BINGE CULTURE’S UNAUTHORISED AUDIO TOURS

Te Papa Tongarewa, 55 Cable Street, Wellington

01/12/2014 - 05/02/2015

Production Details



Download the tour mp3 file from http://www.bingeculture.co.nz/audiotours.html 

Start the track at the main entrance of Te Papa, ground floor. 

About the performance:

This a 40 minute audio tour that you can do any time that Te Papa is open, using your own smart phone or other device. It is a solo-experience.

The tour involves listening and moving at the same time. It also takes you up and down some stairs.

Please note, due to the current exhibition, all redshirts are in “hidden” mode. You can still identify them by their black dinosaur tops.

At:  Te Papa Tongarewa (not affiliated)
55 Cable Street, Wellington  
Ongoing during Te Papa opening hours
UNTIL 8 February 2015.




40mins

Exciting, cool and inexpensive

Review by Hannah Smith 04th Dec 2014

Binge Culture are one of Wellington’s most creative and prolific theatre companies – seemingly inventing new ways to collide theatre and social experience in each successive project.  In recent years their work has explored the lived experiences of duration (Break Up [We Need To Talk]) community (The Whales) and happiness (Project Joy) amongst numerous others, and each Binge performance feels like it is part artwork, part science experiment – in which the audience volunteer is willing guinea pigs.

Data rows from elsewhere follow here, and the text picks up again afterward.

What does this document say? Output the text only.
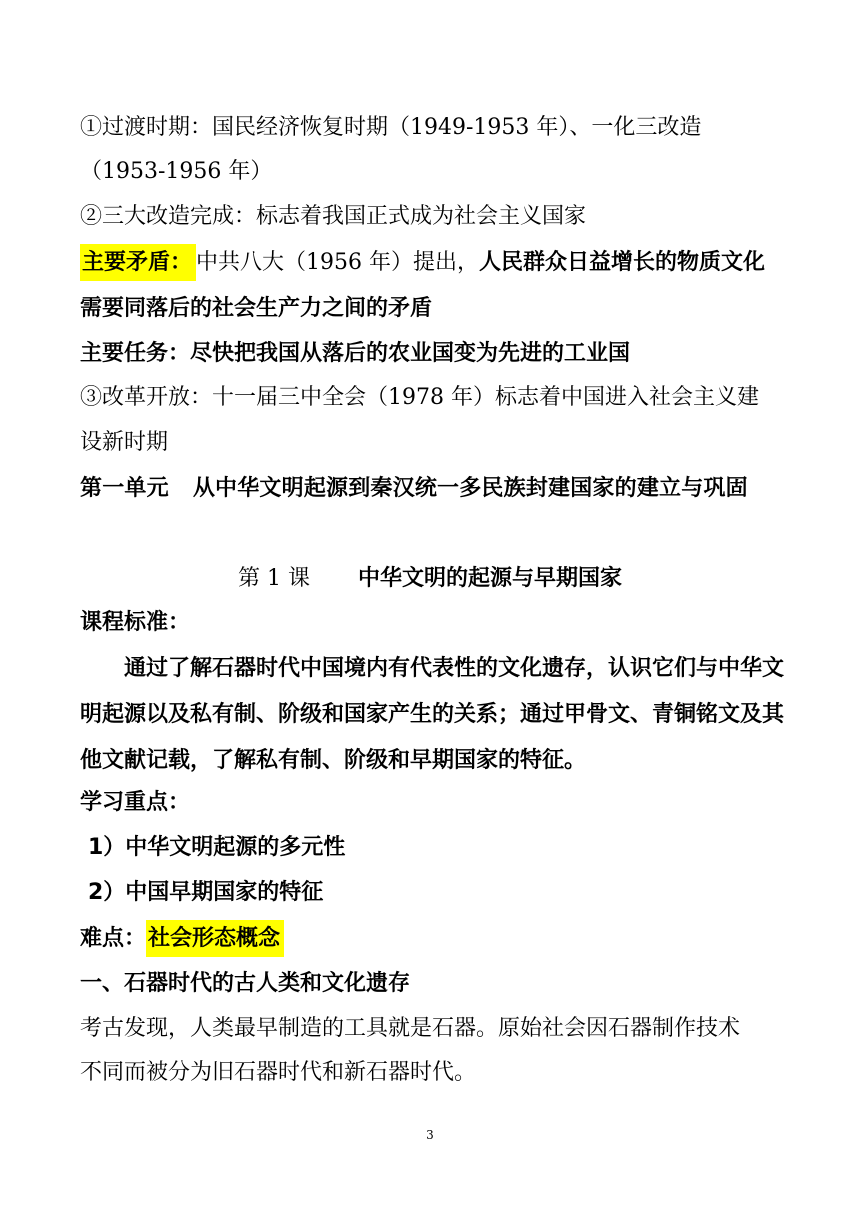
①过渡时期：国民经济恢复时期（1949-1953 年）、一化三改造
（1953-1956 年）
②三大改造完成：标志着我国正式成为社会主义国家
主要矛盾： 中共八大（1956 年）提出，人民群众日益增长的物质文化
需要同落后的社会生产力之间的矛盾
主要任务：尽快把我国从落后的农业国变为先进的工业国
③改革开放：十一届三中全会（1978 年）标志着中国进入社会主义建
设新时期
第一单元 从中华文明起源到秦汉统一多民族封建国家的建立与巩固
第 1 课 中华文明的起源与早期国家
课程标准：
通过了解石器时代中国境内有代表性的文化遗存，认识它们与中华文明起源以及私有制、阶级和国家产生的关系；通过甲骨文、青铜铭文及其他文献记载，了解私有制、阶级和早期国家的特征。
学习重点：
1）中华文明起源的多元性
2）中国早期国家的特征
难点：社会形态概念
一、石器时代的古人类和文化遗存
考古发现，人类最早制造的工具就是石器。原始社会因石器制作技术
不同而被分为旧石器时代和新石器时代。
3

The unauthorised tour of Te Papa is an audio file, which you can either download at your convenience, or stream on the available but unreliable free wifi – I recommend the former.  Armed with file, headphones, and listening device, your journey starts in the foyer of the museum, as Joel Baxendale and Ralph Upton guide you on an unusual journey through some of Te Papa’s less celebrated corners, asking you to consider architectural dead ends and cul-de sacs with the curatorial interest normally reserved for the flashier of exhibitions.

Upton and Baxendale maintain a serio-comic tone throughout. While they send up aspects of the museum, the ribbing is good-natured, and I see no reason Te Papa should not adopt (and authorise?) the tour.  It is a work of art.  The whole is impeccably timed, and designed to the building – do not be fooled by the low-key attitude of the hosts.

The piece plays with the way people interact with social space, observe and are observed: we are all exhibitionists; are we all part of some giant exhibition? As I move through the museum I am uncomfortably aware of the people all around me, each moving on their own trajectory and driven by their own agenda. 

As an investigation of paranoia, observation and shared social space the piece is original and exciting. In several sections the audio plays with video game forms, casting the physical environment as a challenge to be overcome, and asking the listener to seek objects that will help us ‘level up’.  I find this thread of the experience less successful than the undercurrent of general paranoia that focalises around the surveillance from the ‘red-shirts.’ This culminates in a mad dash that is both thrilling and terrifying (I am starring in my own version of Utopia) and also slightly embarrassing (I find myself running pell-mell past a tour-guide and 25 children). 

Binge’s Unauthorised Tour of Te Papa is an exciting way to interact with a familiar institution, as both a physical and social space. I’d love to encounter more work like this. If you are looking for something cool and inexpensive to do in Wellington, this is it.